The latest look at inflation by the Bureau of Economic Analysis showed May prices, excluding food and energy, were up 2.1% from the year before. While this core measure is the popular way to gauge underlying price pressures, most consumers feel inflation is higher. Indeed, alternative measures by regional Federal Reserve banks back up those perceptions.

According to the Federal Reserve Bank of Dallas' inflation gauge, called a trimmed-mean index, prices rose by 2.5% in May, the largest yearly gain since December, 2001. This measure uses the monthly personal consumption expenditure (PCE) price data. But instead of stripping out food and energy, the components with the biggest gains or declines for the month are excluded, leaving behind about half the components.

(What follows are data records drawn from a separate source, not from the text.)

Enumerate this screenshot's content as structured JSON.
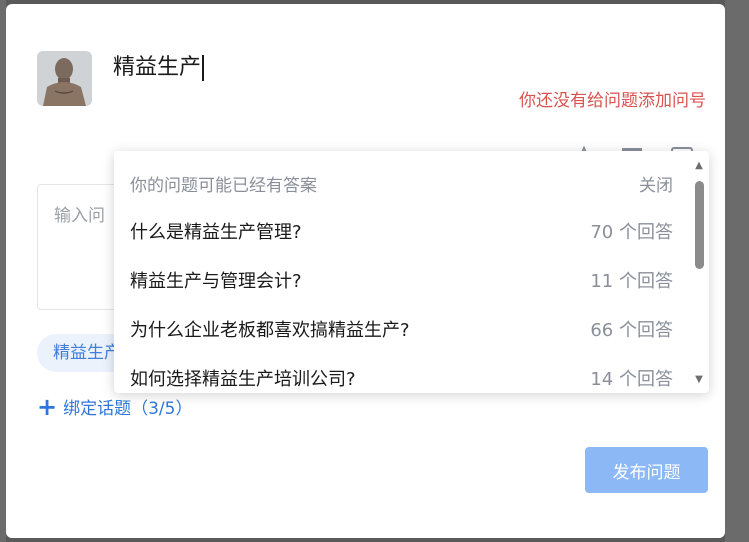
{
  "question": {
    "title_value": "精益生产",
    "warning": "你还没有给问题添加问号"
  },
  "editor": {
    "placeholder": "输入问"
  },
  "topic_chip": "精益生产",
  "bind_topic": {
    "label": "绑定话题（3/5）"
  },
  "publish_button": "发布问题",
  "suggestions": {
    "header": "你的问题可能已经有答案",
    "close": "关闭",
    "items": [
      {
        "title": "什么是精益生产管理?",
        "count": "70 个回答"
      },
      {
        "title": "精益生产与管理会计?",
        "count": "11 个回答"
      },
      {
        "title": "为什么企业老板都喜欢搞精益生产?",
        "count": "66 个回答"
      },
      {
        "title": "如何选择精益生产培训公司?",
        "count": "14 个回答"
      }
    ]
  },
  "icons": {
    "toolbar": [
      "font-icon",
      "image-icon",
      "emoji-icon"
    ]
  },
  "colors": {
    "primary": "#2f76db",
    "warning": "#d9534f",
    "publish_disabled": "#8cb8f5"
  }
}
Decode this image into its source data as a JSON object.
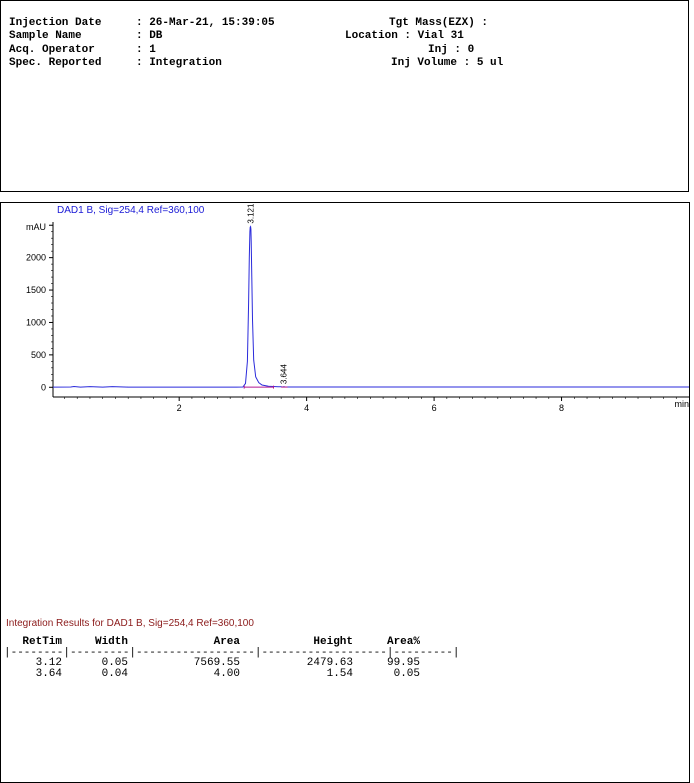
{
  "header": {
    "injection_date_label": "Injection Date",
    "injection_date_value": ": 26-Mar-21, 15:39:05",
    "sample_name_label": "Sample Name",
    "sample_name_value": ": DB",
    "acq_operator_label": "Acq. Operator",
    "acq_operator_value": ": 1",
    "spec_reported_label": "Spec. Reported",
    "spec_reported_value": ": Integration",
    "tgt_mass": "Tgt Mass(EZX) :",
    "location": "Location : Vial 31",
    "inj": "Inj : 0",
    "inj_volume": "Inj Volume : 5 ul"
  },
  "chart_data": {
    "type": "line",
    "title": "DAD1 B, Sig=254,4 Ref=360,100",
    "ylabel": "mAU",
    "xlabel": "min",
    "xlim": [
      0.02,
      10.0
    ],
    "ylim": [
      -150,
      2550
    ],
    "x_ticks": [
      2,
      4,
      6,
      8
    ],
    "y_ticks": [
      0,
      500,
      1000,
      1500,
      2000
    ],
    "grid": false,
    "colors": {
      "trace": "#2a2adb",
      "integration": "#b0188f",
      "title": "#1a1ad6"
    },
    "series": [
      {
        "x": [
          0.02,
          0.3,
          0.35,
          0.45,
          0.6,
          0.8,
          0.95,
          1.2,
          2.0,
          2.9,
          3.0,
          3.04,
          3.07,
          3.09,
          3.1,
          3.11,
          3.115,
          3.12,
          3.125,
          3.13,
          3.14,
          3.15,
          3.17,
          3.2,
          3.25,
          3.3,
          3.4,
          3.55,
          3.6,
          3.62,
          3.64,
          3.66,
          3.68,
          3.72,
          4.0,
          6.0,
          8.0,
          10.0
        ],
        "y": [
          2,
          4,
          12,
          3,
          10,
          2,
          10,
          3,
          3,
          3,
          5,
          60,
          400,
          1300,
          2000,
          2400,
          2470,
          2479.63,
          2440,
          2250,
          1700,
          1050,
          420,
          160,
          70,
          35,
          15,
          8,
          7,
          4,
          9,
          6,
          5,
          4,
          4,
          4,
          4,
          4
        ]
      }
    ],
    "peaks": [
      {
        "label": "3.121",
        "rt": 3.12,
        "height": 2479.63
      },
      {
        "label": "3.644",
        "rt": 3.64,
        "height": 1.54
      }
    ]
  },
  "results": {
    "title": "Integration Results for DAD1 B, Sig=254,4 Ref=360,100",
    "columns": [
      "RetTim",
      "Width",
      "Area",
      "Height",
      "Area%"
    ],
    "separator": "|--------|---------|------------------|-------------------|---------|",
    "rows": [
      [
        "3.12",
        "0.05",
        "7569.55",
        "2479.63",
        "99.95"
      ],
      [
        "3.64",
        "0.04",
        "4.00",
        "1.54",
        "0.05"
      ]
    ]
  }
}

While food and energy can be volatile, standard core inflation measures don't adjust for large one-time jumps or drops in other categories. Such sharp moves can "prevent you from getting a clear signal of the trend in inflation," says James Dolmas, senior economist at the Dallas Fed. So the Dallas Fed's May measure excluded an unusual 1% fall in men's and boys' clothing.

Price Pressures: Broad And Strong
Another gauge, the Federal Reserve Bank of Cleveland's "median" consumer price index posted a 3% gain in May vs. the 2.4% yearly pace in the Bureau of Labor Statistics' core consumer price index. The Cleveland Fed ranks the CPI constituents in ascending order. It then uses the monthly change of the middle, or median, category.

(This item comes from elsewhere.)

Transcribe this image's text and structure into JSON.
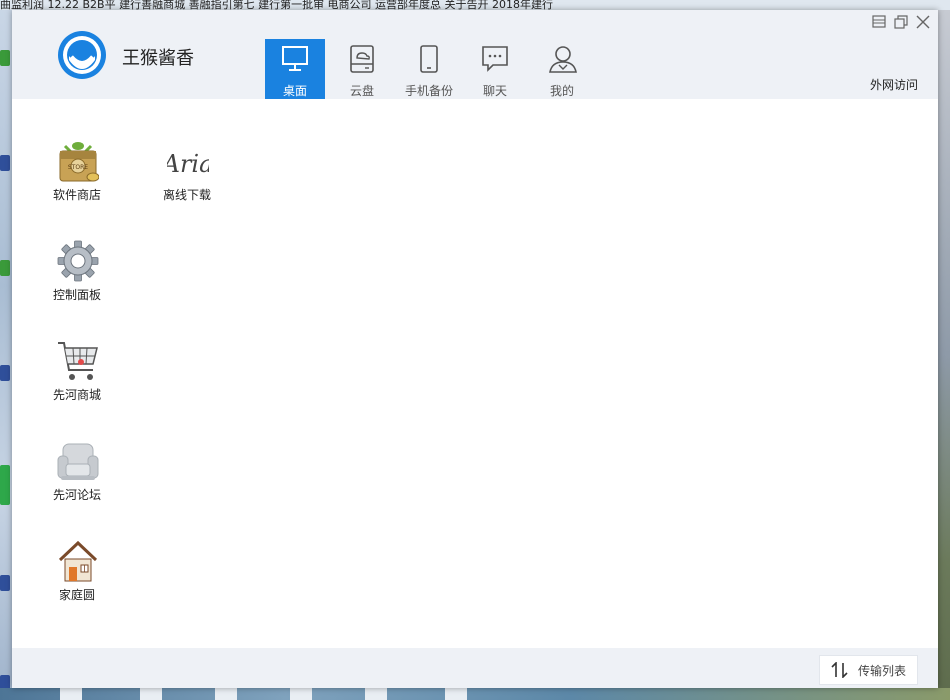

Both measures provide a better way than the CPI or PCE to assess the breadth of price pressures in the economy. The number of components in the PCE price index that have posted monthly gains of 0.4% or more has gone from nearly 14% in December to 33% in May. This broadening shows up better in these alternative inflation measures.

Investors believe the Fed's June 29 policy statement indicated a greater chance that interest rates will not be hiked in August. These alternative inflation measures suggest, however, that price pressures may be even stronger than the mainstream indexes imply.